Elaborating on his limitations, Treacy told how he went over to West Brom as a 5ft 7in centre-forward and within weeks he was a left-back. "I went on to make a career at heading the ball," he said, "that was the one ability I had. The other ability was to be able to ship a bit of punishment. Basically, I couldn't play."
Nonetheless, he was installed in the FAI Hall of Fame, and admitted: "My initial reaction when asked was to say: 'No, what did I do to merit the Hall of Fame?' (Former Irish international footballer) Noel Campbell told me I was the first to get the Hall of Fame for being a good travel agent! I accepted it, not so much for myself as for my children."
However, he will always be remembered for his contribution - both on and off the pitch - to the ball-playing teams put together by Tuohy and John Giles. An inveterate practical joker, no one was safe with Treacy around, and his antics spawned a number of successors who helped to keep the Irish camp in high spirits even when the results weren't so good.

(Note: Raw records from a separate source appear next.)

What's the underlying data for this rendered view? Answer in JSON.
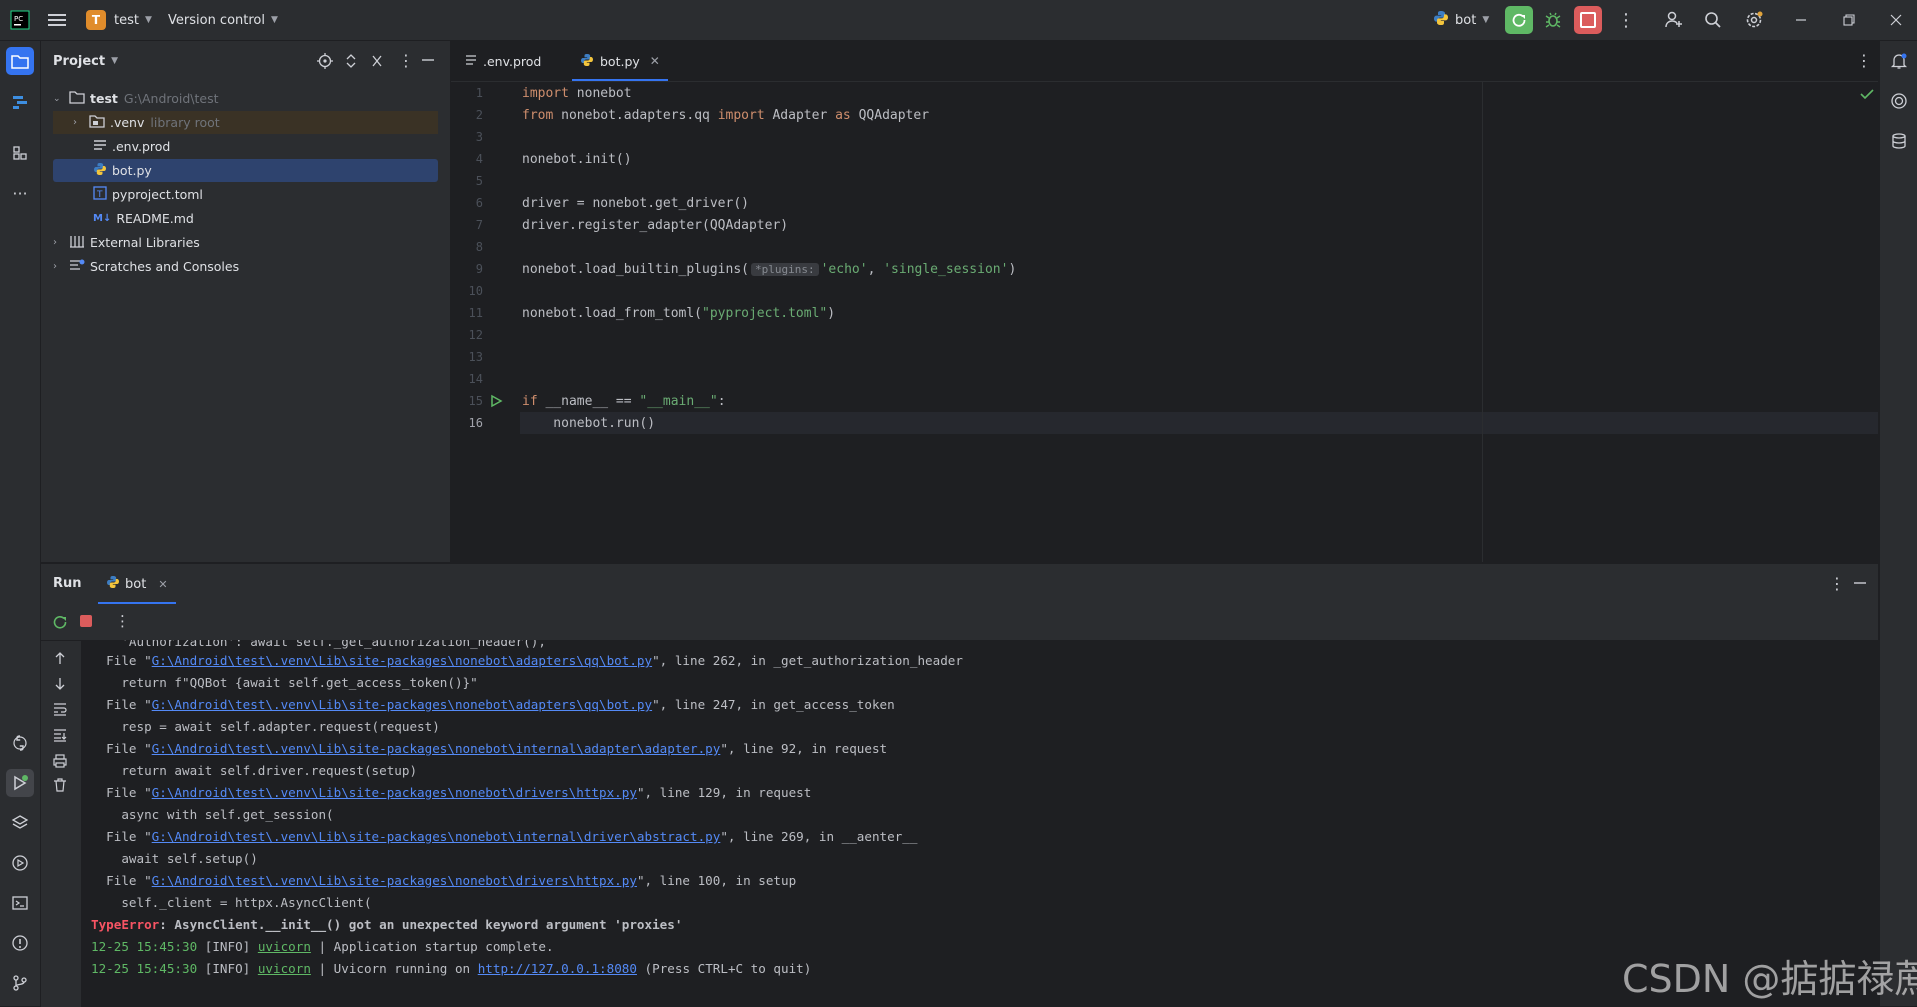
{
  "titlebar": {
    "project_initial": "T",
    "project_name": "test",
    "vcs_label": "Version control",
    "run_config": "bot"
  },
  "project_panel": {
    "title": "Project",
    "tree": [
      {
        "label": "test",
        "hint": "G:\\Android\\test"
      },
      {
        "label": ".venv",
        "hint": "library root"
      },
      {
        "label": ".env.prod"
      },
      {
        "label": "bot.py"
      },
      {
        "label": "pyproject.toml"
      },
      {
        "label": "README.md"
      },
      {
        "label": "External Libraries"
      },
      {
        "label": "Scratches and Consoles"
      }
    ]
  },
  "editor": {
    "tabs": [
      {
        "label": ".env.prod"
      },
      {
        "label": "bot.py"
      }
    ],
    "line_numbers": [
      "1",
      "2",
      "3",
      "4",
      "5",
      "6",
      "7",
      "8",
      "9",
      "10",
      "11",
      "12",
      "13",
      "14",
      "15",
      "16"
    ],
    "lines": {
      "l1_kw": "import",
      "l1_rest": " nonebot",
      "l2_kw": "from",
      "l2_mid": " nonebot.adapters.qq ",
      "l2_kw2": "import",
      "l2_mid2": " Adapter ",
      "l2_kw3": "as",
      "l2_end": " QQAdapter",
      "l4": "nonebot.init()",
      "l6": "driver = nonebot.get_driver()",
      "l7": "driver.register_adapter(QQAdapter)",
      "l9_a": "nonebot.load_builtin_plugins(",
      "l9_hint": "*plugins:",
      "l9_s1": "'echo'",
      "l9_c": ", ",
      "l9_s2": "'single_session'",
      "l9_end": ")",
      "l11_a": "nonebot.load_from_toml(",
      "l11_s": "\"pyproject.toml\"",
      "l11_end": ")",
      "l15_kw": "if",
      "l15_mid": " __name__ == ",
      "l15_s": "\"__main__\"",
      "l15_end": ":",
      "l16": "    nonebot.run()"
    }
  },
  "run_panel": {
    "title": "Run",
    "tab_label": "bot",
    "console": {
      "l0": "    'Authorization': await self._get_authorization_header(),",
      "f1_pre": "  File \"",
      "f1_path": "G:\\Android\\test\\.venv\\Lib\\site-packages\\nonebot\\adapters\\qq\\bot.py",
      "f1_post": "\", line 262, in _get_authorization_header",
      "l2": "    return f\"QQBot {await self.get_access_token()}\"",
      "f2_pre": "  File \"",
      "f2_path": "G:\\Android\\test\\.venv\\Lib\\site-packages\\nonebot\\adapters\\qq\\bot.py",
      "f2_post": "\", line 247, in get_access_token",
      "l4": "    resp = await self.adapter.request(request)",
      "f3_pre": "  File \"",
      "f3_path": "G:\\Android\\test\\.venv\\Lib\\site-packages\\nonebot\\internal\\adapter\\adapter.py",
      "f3_post": "\", line 92, in request",
      "l6": "    return await self.driver.request(setup)",
      "f4_pre": "  File \"",
      "f4_path": "G:\\Android\\test\\.venv\\Lib\\site-packages\\nonebot\\drivers\\httpx.py",
      "f4_post": "\", line 129, in request",
      "l8": "    async with self.get_session(",
      "f5_pre": "  File \"",
      "f5_path": "G:\\Android\\test\\.venv\\Lib\\site-packages\\nonebot\\internal\\driver\\abstract.py",
      "f5_post": "\", line 269, in __aenter__",
      "l10": "    await self.setup()",
      "f6_pre": "  File \"",
      "f6_path": "G:\\Android\\test\\.venv\\Lib\\site-packages\\nonebot\\drivers\\httpx.py",
      "f6_post": "\", line 100, in setup",
      "l12": "    self._client = httpx.AsyncClient(",
      "err_type": "TypeError",
      "err_msg": ": AsyncClient.__init__() got an unexpected keyword argument 'proxies'",
      "i1_time": "12-25 15:45:30",
      "i1_level": " [INFO] ",
      "i1_src": "uvicorn",
      "i1_msg": " | Application startup complete.",
      "i2_time": "12-25 15:45:30",
      "i2_level": " [INFO] ",
      "i2_src": "uvicorn",
      "i2_msg_a": " | Uvicorn running on ",
      "i2_url": "http://127.0.0.1:8080",
      "i2_msg_b": " (Press CTRL+C to quit)"
    }
  },
  "watermark": "CSDN @掂掂禄蔗",
  "colors": {
    "accent": "#3574f0",
    "run_green": "#5fb865",
    "stop_red": "#db5c5c",
    "keyword": "#cf8e6d",
    "string": "#6aab73",
    "link": "#548af7",
    "error": "#f75464"
  }
}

The climax of his international career was his magnificent display against the Soviet Union in a famous European Championship game on October 30, 1974, when Don Givens scored a hat-trick in a 3-0 win.
In most striking partnerships, the big man is the target man and the smaller player scores the goals, but it was the other way round with Givens and Treacy - and they both enjoyed their finest 90 minutes in a green jersey that day against the USSR.
Treacy enjoyed his duel with the big Soviet centre-half. "He buried me around Dalymount in that famous match," he recalled, "but I had a few goes back at him and there wasn't a murmur from him or me. That game was the highlight of my career. I was engaged in a running battle with their 'keeper and the centre-half. They were only 6ft 5in, so I took the two of them on to leave a bit of space for Don and that day everything came together."
Ray, who played for West Brom, Charlton, Preston, Swindon and Shamrock Rovers (winning an FAI Cup medal with the Hoops in 1978), later managed Drogheda, Home Farm and Shamrock Rovers, all with a degree of success, including the League title with the Hoops during their sojourn in the RDS.
He was a busy travel agent during his managerial days, but enjoyed his retirement, spending a lot of time in Portugal, taking the sun and trying to improve his golf handicap.